Film takes an apolitical look at kidnap victimsA quick scan of the script of Sa Eugene’s “People of No Return” makes the story look like political propaganda. The film’s subject seems to fit the appetite of Korea’s political conservatives, who have used hundreds of similar films to advocate their ideological views and portray North Koreans as villains.
But the director of “People of No Return”, a haunting documentary about 30,000 South Korean civilians abducted to North Korea during and after the war, has intentionally made his film dry to avoid political biases, and packs it instead with statistics, documents and footage from historical archives. The film, which took three years to complete, is to be screened at the New York International Film and Video Festival in May.
The film delves into a subject that has long been excluded from mainstream academic discussions in Korea due to the dearth of historical evidence that civilians had been abducted by the North.
The issue was not raised until after the armistice that ended the Korean War. At the peace talks, the North refused to discuss the topic, insisting there were no abducted civilians except for those willingly converted.
The South Korean government’s handling of the issue has been inconsistent, unlike Japan, which has consistantly called for the North to repatriate the Japanese citizens it kidnapped. On one hand, Korean conservative parties have used the issue to criticize the government’s policy of reconciliation. But most government ministries put the issue on the shelf many years ago in order to avoid tension with the North.
Sa puts most of his energy into compiling evidence. He sticks to facts, even though the film could easily have delved into the dramas and revealing stories of the people who have lost family members.
“I have my own political views about the subject,” he said. “But I’d rather not say [what they are]. My main motive was to present historical facts about people who demand as much attention as other victims in our history, regardless of the political current of our time.”
The film, which recently held a press screening in a church hall, was produced and funded by the Korean War Abductees Family Union, or KWAFU, a group of people whose family members were allegedly kidnapped by the North Korean regime.
According to the film, the abductees include high-ranking government officials, intellectuals, engineers and peasants who are likely to have been kidnapped for retaliation or to be used for intelligence and major manpower for the North’s military development after the war.
Sa put together revealing footage and interviews with North Korean experts, defectors and abductees who succeeded in the nearly impossibly task of escaping. Also included is a secret document from the U.S. Department of Defense that provides the number of abductees and the kidnapping routes.
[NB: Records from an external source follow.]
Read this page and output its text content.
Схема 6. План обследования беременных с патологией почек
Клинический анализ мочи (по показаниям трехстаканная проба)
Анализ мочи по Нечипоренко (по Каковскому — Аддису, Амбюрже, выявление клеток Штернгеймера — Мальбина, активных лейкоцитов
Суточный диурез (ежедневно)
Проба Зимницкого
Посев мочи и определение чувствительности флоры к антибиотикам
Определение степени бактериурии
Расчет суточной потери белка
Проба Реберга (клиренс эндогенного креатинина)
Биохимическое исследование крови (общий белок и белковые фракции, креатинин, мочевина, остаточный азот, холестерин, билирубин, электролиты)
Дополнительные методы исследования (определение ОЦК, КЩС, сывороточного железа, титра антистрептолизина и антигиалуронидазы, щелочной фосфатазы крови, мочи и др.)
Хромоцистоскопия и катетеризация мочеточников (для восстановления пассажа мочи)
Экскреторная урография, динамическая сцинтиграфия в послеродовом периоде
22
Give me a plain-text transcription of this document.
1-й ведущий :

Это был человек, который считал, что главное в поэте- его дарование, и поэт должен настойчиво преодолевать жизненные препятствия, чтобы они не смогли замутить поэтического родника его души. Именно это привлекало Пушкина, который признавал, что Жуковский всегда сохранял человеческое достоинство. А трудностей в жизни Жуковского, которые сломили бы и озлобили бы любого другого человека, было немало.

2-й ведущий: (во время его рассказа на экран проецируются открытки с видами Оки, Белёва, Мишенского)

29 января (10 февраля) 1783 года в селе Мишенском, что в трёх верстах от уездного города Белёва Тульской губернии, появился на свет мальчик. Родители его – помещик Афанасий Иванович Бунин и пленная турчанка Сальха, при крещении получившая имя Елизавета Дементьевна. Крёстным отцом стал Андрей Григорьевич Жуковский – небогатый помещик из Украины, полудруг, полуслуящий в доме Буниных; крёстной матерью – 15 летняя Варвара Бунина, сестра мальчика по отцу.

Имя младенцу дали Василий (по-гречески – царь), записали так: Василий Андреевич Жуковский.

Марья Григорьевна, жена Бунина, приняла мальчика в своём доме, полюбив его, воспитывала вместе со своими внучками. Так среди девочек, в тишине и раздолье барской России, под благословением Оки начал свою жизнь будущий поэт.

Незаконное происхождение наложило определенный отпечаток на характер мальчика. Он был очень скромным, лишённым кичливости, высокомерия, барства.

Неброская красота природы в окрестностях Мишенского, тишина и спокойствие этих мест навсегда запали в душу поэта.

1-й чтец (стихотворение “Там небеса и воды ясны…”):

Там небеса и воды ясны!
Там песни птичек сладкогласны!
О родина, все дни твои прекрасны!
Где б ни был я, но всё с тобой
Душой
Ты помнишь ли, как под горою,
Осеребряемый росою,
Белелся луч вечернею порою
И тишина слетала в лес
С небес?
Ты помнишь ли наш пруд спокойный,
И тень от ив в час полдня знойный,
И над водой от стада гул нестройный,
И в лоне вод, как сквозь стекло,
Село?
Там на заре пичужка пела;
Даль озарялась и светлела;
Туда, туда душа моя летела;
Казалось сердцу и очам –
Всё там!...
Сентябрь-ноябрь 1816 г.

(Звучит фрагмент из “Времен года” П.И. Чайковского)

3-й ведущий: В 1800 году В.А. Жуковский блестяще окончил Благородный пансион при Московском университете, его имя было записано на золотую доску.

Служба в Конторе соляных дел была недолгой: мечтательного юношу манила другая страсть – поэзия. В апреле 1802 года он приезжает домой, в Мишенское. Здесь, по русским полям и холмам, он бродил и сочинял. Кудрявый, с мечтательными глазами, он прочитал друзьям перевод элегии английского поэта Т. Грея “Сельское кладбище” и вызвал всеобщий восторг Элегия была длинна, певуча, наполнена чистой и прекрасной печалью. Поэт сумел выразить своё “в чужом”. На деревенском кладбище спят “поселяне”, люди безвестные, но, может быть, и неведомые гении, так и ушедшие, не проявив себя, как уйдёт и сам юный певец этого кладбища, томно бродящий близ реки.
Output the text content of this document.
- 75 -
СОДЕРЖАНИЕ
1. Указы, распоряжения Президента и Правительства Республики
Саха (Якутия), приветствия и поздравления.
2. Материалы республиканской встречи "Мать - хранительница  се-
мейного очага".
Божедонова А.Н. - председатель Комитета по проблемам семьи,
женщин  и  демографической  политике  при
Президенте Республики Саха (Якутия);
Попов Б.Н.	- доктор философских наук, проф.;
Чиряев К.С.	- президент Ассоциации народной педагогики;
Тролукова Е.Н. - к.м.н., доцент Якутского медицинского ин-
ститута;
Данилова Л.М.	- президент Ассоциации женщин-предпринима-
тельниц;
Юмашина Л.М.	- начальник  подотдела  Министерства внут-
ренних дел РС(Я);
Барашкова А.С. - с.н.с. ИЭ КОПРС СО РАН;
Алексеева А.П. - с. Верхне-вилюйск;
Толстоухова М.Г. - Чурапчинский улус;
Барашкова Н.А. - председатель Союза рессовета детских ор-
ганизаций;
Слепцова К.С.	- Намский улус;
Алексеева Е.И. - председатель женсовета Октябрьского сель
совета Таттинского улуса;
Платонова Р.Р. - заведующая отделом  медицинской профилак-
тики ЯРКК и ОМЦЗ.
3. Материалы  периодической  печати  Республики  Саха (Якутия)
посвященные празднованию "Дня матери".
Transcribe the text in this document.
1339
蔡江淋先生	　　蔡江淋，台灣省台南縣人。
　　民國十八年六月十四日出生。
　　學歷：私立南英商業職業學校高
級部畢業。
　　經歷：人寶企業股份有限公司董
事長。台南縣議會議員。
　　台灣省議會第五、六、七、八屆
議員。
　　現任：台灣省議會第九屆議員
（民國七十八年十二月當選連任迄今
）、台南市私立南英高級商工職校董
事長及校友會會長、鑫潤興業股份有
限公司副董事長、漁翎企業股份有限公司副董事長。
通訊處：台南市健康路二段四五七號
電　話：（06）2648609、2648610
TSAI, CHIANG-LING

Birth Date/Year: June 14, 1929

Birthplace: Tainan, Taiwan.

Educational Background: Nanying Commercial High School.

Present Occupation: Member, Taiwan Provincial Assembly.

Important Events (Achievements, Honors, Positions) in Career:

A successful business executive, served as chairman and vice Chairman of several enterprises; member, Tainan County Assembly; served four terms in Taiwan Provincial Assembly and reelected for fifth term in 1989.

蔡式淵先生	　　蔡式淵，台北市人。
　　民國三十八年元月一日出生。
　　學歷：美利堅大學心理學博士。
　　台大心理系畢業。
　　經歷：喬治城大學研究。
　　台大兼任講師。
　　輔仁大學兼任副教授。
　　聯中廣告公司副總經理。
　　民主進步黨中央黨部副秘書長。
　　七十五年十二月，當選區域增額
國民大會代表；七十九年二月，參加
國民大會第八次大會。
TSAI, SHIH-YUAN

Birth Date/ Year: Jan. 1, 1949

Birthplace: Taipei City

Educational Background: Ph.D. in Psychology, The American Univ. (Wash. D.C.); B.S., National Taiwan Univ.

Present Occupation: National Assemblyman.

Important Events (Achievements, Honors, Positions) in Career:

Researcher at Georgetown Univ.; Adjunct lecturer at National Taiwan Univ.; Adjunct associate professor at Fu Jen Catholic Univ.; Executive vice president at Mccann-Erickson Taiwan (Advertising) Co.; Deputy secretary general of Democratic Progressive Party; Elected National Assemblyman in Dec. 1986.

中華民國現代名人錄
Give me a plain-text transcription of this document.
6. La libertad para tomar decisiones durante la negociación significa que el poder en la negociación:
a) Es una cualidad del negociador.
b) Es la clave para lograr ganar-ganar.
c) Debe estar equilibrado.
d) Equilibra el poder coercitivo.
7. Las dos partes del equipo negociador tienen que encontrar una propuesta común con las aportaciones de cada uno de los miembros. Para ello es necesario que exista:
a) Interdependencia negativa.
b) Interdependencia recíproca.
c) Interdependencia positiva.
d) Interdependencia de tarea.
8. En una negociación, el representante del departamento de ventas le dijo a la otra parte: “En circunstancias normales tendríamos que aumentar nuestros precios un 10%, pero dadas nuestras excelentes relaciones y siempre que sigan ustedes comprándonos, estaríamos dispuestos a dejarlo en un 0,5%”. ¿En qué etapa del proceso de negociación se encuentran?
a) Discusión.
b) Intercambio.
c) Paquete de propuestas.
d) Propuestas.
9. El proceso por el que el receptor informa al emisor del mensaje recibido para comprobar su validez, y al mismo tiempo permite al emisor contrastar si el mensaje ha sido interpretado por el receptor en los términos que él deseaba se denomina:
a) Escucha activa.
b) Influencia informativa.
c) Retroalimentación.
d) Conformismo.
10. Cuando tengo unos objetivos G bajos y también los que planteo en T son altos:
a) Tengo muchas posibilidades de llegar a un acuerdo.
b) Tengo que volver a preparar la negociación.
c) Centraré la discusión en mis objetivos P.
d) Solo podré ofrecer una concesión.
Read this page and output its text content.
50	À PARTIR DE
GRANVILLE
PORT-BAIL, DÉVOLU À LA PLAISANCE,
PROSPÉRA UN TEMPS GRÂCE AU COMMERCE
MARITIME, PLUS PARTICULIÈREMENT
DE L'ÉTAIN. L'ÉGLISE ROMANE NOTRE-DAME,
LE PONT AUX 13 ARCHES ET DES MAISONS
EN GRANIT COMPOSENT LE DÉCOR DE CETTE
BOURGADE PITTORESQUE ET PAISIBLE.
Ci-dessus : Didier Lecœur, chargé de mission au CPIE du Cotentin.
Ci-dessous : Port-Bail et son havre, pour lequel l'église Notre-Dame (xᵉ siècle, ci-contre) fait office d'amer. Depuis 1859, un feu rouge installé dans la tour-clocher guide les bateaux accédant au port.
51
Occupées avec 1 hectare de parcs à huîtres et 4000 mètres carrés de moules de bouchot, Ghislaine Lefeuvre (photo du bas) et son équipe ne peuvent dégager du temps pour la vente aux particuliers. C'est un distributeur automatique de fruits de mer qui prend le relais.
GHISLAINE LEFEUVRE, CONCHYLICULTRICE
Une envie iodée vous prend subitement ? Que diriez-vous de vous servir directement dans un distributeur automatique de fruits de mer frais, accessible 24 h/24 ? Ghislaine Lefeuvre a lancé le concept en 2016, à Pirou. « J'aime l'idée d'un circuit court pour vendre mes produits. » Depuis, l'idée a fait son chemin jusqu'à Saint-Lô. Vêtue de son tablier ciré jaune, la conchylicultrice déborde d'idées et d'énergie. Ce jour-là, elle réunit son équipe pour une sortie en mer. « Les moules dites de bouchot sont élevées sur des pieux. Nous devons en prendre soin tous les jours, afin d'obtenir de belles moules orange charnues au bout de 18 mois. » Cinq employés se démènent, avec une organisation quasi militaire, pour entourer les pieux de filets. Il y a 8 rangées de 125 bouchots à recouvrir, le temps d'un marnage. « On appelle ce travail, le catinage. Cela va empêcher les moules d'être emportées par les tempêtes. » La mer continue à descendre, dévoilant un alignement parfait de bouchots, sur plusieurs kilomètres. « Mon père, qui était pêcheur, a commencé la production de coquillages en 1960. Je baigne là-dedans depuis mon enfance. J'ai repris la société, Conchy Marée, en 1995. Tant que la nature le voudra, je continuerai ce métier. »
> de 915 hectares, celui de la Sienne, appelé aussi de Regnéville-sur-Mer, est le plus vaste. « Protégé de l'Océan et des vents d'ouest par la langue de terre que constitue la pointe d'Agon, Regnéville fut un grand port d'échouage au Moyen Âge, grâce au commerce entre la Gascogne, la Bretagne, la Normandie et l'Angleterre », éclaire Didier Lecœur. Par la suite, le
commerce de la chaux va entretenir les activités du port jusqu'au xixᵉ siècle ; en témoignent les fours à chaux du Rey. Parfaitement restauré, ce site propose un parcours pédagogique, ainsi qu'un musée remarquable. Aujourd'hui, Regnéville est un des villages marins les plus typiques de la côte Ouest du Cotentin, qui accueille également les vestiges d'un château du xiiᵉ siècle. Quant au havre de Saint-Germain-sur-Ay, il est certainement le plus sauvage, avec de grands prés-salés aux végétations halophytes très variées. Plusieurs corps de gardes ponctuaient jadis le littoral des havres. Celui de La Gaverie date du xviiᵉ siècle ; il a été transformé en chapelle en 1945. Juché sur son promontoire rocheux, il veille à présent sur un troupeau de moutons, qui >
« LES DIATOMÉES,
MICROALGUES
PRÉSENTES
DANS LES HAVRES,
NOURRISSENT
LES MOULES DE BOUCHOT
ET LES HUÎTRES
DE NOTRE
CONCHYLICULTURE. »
While the film tries to imagine the life of abducted civilians in the north, it also depicts the lives of family members in the South who were accused by the government of being “pro-North Korean” even after losing their kin.
Politically, the film is a dramatic contrast to “Repatriation,” a documentary from 2004 about unrepentent prisoners repatriated to the North. Yet the moral focus of “People of Return” is quite similar to “Repatriation”: embracing victims of history.